EIA estimates that U.S. dry gas production averaged 91.6 Bcf/d in the first half of 2021, an increase of only 0.1 Bcf/d from 2020’s daily production. LNG and pipeline exports averaged 18.0 Bcf/d in the first half of 2021, an increase of 3.7 Bcf/d from the same period in 2020. Most of the increase came from LNG exports, which EIA says are expected to exceed pipeline exports for the first time on an annual basis in 2021.
Despite strengthening U.S. natural gas prices, Henry Hub futures prices are still trading at steep discounts to prices in Asia and Europe (Figure 1). In September, the LNG spot price in Asia averaged $23.35/MMBtu, and the price at Europe’s TTF benchmark in the Netherlands averaged $23.02/MMBtu. That compares with an average Henry Hub spot price of $5.16/MMBtu. The price differential contributes to upward price pressure for U.S. natural gas and has led to record volumes of U.S. LNG exports to Asian and European destinations.
Working U.S. natural gas inventories are projected to reach 3.6 trillion cubic feet at the end of October, or 5% below the five-year average (Figure 2). Under the baseline temperature scenario for winter 2021-22, EIA expects inventory draws to outpace the five-year average, depleting U.S. stocks to below 1.5 Tcf by the end of March, which would be 12% below the five-year seasonal average. U.S. LNG exports are forecast to average a record 10.7 Bcf/d this winter, a 19% (1.7 Bcf/d) increase from last winter.
Should winter temperatures average 10% colder than forecast, natural gas inventories would end the heating season in March at less than 1.0 Tcf, or 44% below the five-year average, driving Henry Hub spot prices significantly higher than baseline forecast levels.
The global LNG price rally is increasing the economic incentive to switch from natural gas to oil in power generation where feasible. Steep carbon regulations and operational constraints limit Europe’s ability to burn oil in power plants, but Asia has more flexibility, according to a report from Rystad Energy. If the gap between LNG and oil prices remains wide, Asia is set to boost oil demand by 400,000 bbl/d on average over the next two quarters, adding fundamental support to already strong global oil prices.
Asia’s liquid-burning capacity for power generation has declined over the past 10 years, but is still about 100 gigawatts, mostly in Japan, Taiwan, Indonesia, Bangladesh and Pakistan, according to Claudio Galimberti, senior vice president on Rystad Energy’s oil markets team.
Asia’s current oil consumption for power generation fluctuates at around 900,000 bbl/d, which leaves a monthly unused and available oil-burning capacity of 550,000 bbl/d. With the continent expected to add 400,000 bbl/d on average in the next six months, utilization of the oil-burning infrastructure will surge, the report says.

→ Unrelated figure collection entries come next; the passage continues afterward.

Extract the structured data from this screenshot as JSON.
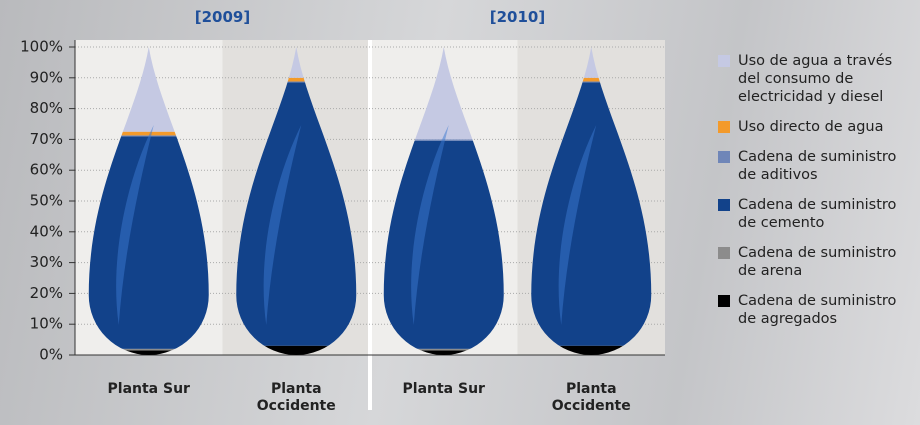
{
  "chart_data": {
    "type": "bar",
    "stacked": true,
    "groups": [
      "[2009]",
      "[2010]"
    ],
    "categories": [
      "Planta Sur",
      "Planta Occidente",
      "Planta Sur",
      "Planta Occidente"
    ],
    "ylim": [
      0,
      100
    ],
    "yticks": [
      {
        "value": 0,
        "label": "0%"
      },
      {
        "value": 10,
        "label": "10%"
      },
      {
        "value": 20,
        "label": "20%"
      },
      {
        "value": 30,
        "label": "30%"
      },
      {
        "value": 40,
        "label": "40%"
      },
      {
        "value": 50,
        "label": "50%"
      },
      {
        "value": 60,
        "label": "60%"
      },
      {
        "value": 70,
        "label": "70%"
      },
      {
        "value": 80,
        "label": "80%"
      },
      {
        "value": 90,
        "label": "90%"
      },
      {
        "value": 100,
        "label": "100%"
      }
    ],
    "grid": true,
    "series": [
      {
        "name": "Cadena de suministro de agregados",
        "color": "#000000",
        "values": [
          1.5,
          3,
          1.5,
          3
        ]
      },
      {
        "name": "Cadena de suministro de arena",
        "color": "#8c8c8c",
        "values": [
          0.5,
          0,
          0.5,
          0
        ]
      },
      {
        "name": "Cadena de suministro de cemento",
        "color": "#12428a",
        "values": [
          69,
          85.5,
          67.5,
          85.5
        ]
      },
      {
        "name": "Cadena de suministro de aditivos",
        "color": "#6f86b8",
        "values": [
          0.3,
          0.3,
          0.5,
          0.3
        ]
      },
      {
        "name": "Uso directo de agua",
        "color": "#f39a2b",
        "values": [
          1.2,
          1.2,
          0,
          1.2
        ]
      },
      {
        "name": "Uso de agua a través del consumo de electricidad y diesel",
        "color": "#c5c9e3",
        "values": [
          27.5,
          10,
          30,
          10
        ]
      }
    ]
  }
}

Of the 550,000 bbl/d potential uplift in demand, Japan would account for the lion’s share with more than 300,000 bbl/d, followed by Indonesia, Taiwan, Bangladesh and Pakistan, Galimberti relates. This assumes a load factor of 0.7 for all the liquid capacity, and also takes into account that some older natural gas plants can switch to oil temporarily.
“This is a significant increase for Asia, when looking at its current oil-to-power use. From a global oil balance perspective, this would be a significant shift, and it provides support to the current rally in oil prices,” Galimberti remarks.
Asian natural gas prices are forecast to hold well above $20/MMBtu over the coming winter, creating clear upside for oil demand in the region, unless oil prices increase even faster and cause the price spread to LNG to narrow, Galimberti says.
Liquid-burning power plant capacity is approximately 2.6% of the total installed capacity in Asia, but actual power generation coming from liquids is usually lower, he explains. Pure liquids plants typically have very low utilization factors, both for economic and environmental reasons. Overall liquids generation in Asia only accounted for around 1% of total power generation last year, down from around 3% a decade earlier.